Ближе к утру начинается дождь.

Я лежу без сна уже несколько часов. Шэй мирно спит рядом со мной. Я лежу на спине. Она лежит на боку, обнимая меня, одна нога перекинута через мою, рука лежит на моей груди, ее голова покоится на моем плече.

Она знает, кто я, но все равно спит как младенец. Спит и обнимает меня, словно это я нуждаюсь в защите, а не наоборот.

Как это возможно?

Что это значит?

Она не умственно отсталая. Она не отрицает. Она ничего не отрицает, но полностью принимает, и в этом нет ни капли гребаного смысла.

Эмилиано называет меня волком.

Мои сотрудники называют меня Гринчем.

Аксель называет меня Испарителем. Или братаном, что на британском жаргоне означает «брат», когда он проявляет великодушие.

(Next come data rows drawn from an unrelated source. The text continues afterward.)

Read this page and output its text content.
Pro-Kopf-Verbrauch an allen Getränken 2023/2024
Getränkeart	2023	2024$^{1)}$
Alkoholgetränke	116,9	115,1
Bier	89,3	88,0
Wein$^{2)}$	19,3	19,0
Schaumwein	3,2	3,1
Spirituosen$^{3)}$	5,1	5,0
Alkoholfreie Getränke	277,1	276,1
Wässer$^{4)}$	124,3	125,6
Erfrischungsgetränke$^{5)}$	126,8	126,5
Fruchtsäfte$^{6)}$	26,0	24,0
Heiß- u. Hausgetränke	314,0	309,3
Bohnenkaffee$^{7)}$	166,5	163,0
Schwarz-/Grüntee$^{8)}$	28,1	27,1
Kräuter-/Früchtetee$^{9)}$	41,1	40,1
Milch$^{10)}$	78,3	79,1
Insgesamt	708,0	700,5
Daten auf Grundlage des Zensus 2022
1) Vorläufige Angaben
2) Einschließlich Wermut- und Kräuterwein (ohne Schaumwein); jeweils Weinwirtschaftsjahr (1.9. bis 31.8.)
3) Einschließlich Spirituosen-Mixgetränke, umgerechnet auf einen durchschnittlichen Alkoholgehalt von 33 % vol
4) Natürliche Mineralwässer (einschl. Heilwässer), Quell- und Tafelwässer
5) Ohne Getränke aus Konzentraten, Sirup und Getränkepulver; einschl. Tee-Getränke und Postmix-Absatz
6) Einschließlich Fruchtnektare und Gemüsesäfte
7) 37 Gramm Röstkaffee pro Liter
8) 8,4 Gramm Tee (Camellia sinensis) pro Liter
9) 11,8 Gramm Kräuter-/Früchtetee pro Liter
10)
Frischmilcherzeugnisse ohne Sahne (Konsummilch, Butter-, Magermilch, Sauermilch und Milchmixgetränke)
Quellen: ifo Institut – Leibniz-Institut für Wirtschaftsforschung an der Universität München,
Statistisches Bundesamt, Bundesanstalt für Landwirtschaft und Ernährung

Другие люди называют меня другими прозвищами, ни одно из которых не является лестным, но Шэй называет меня милым и прекрасным и кормит стейком с кончиков пальцев, как будто я раненое животное, которое она принесла домой, чтобы вылечить.

Это не может быть так просто.

Такие вещи не существуют между такими людьми, как мы.

Правда?

Я поворачиваю голову и смотрю на нее, такую спокойную во сне. Доверяющую мне. Мне, человеку, который пришел ночью, а в ушах у него все еще звучали крики другого человека. Она посмотрела на меня, поняла и сделала невозможное.

Шэй приняла меня.

Опять.

Под стук дождя по окнам я поднимаюсь с кровати, стараясь не потревожить ее. Затем иду к шкафу, достаю из внутреннего кармана пиджака телефон и звоню Акселю.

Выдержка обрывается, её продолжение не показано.